Claim: Escape velocity does not overcome gravity.
Result: It marks the transition from curved to linear inertial transport.

This page reframes escape as phase completion, not liberation from a force.

1. The Classical Formula

The standard escape velocity is written as:

$$ v_e = \sqrt{\frac{2GM}{r}} $$

This is traditionally interpreted as the speed required to break gravitational binding.

The formula computes the velocity at which inward curvature no longer dominates outward inertia.

No force is defeated.
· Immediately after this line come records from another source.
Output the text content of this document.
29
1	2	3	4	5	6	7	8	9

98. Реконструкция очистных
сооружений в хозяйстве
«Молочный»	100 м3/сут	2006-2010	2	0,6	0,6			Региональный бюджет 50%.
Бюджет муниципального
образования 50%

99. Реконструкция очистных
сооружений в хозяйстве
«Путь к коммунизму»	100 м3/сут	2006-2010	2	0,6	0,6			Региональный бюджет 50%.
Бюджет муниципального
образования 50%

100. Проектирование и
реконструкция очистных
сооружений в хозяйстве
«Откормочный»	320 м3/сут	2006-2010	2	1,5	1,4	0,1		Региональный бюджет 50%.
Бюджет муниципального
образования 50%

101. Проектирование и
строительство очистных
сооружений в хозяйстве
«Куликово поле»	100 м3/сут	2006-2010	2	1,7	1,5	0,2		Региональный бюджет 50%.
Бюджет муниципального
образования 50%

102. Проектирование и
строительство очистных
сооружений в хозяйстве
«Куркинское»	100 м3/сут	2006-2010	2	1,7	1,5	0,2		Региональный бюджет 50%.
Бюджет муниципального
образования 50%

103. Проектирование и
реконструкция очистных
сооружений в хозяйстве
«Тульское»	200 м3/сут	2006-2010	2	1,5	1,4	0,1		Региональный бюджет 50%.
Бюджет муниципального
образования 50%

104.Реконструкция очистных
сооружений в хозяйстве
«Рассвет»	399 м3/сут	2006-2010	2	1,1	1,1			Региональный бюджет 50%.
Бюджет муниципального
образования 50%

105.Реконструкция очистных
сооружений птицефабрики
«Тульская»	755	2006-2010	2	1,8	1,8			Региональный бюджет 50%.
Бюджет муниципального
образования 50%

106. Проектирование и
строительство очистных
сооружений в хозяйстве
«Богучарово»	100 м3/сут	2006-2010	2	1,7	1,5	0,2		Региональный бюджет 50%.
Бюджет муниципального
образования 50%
No bond is broken.

Below escape velocity, motion is repeatedly re-projected into a moving, rotating frame.

This produces curvature and apparent binding.

At escape velocity, transported motion no longer re-enters the nested frame.

The trajectory ceases to close.

$$ \lim_{r \to \infty} \frac{d^2 \mathbf r}{dt^2} = 0 $$

The usual derivation equates kinetic and potential energy.

In transport terms, it equates inward curvature work with outward inertial persistence.

Escape occurs when curvature bookkeeping reaches zero.

The central body is itself in motion.

Once the projectile’s transport decouples from that motion, no return occurs.

Method A: Transport Geometry
Escape is the failure of curved transport to close.

Method B: Energy–Inertia Accounting
Kinetic transport exceeds curvature encoding.

Both predict the same threshold.

Force language packages curvature persistence into attraction.

This simplifies calculation but hides mechanism.

Nothing escapes.

Motion simply stops turning.

Escape velocity marks the end of curvature, not the defeat of gravity.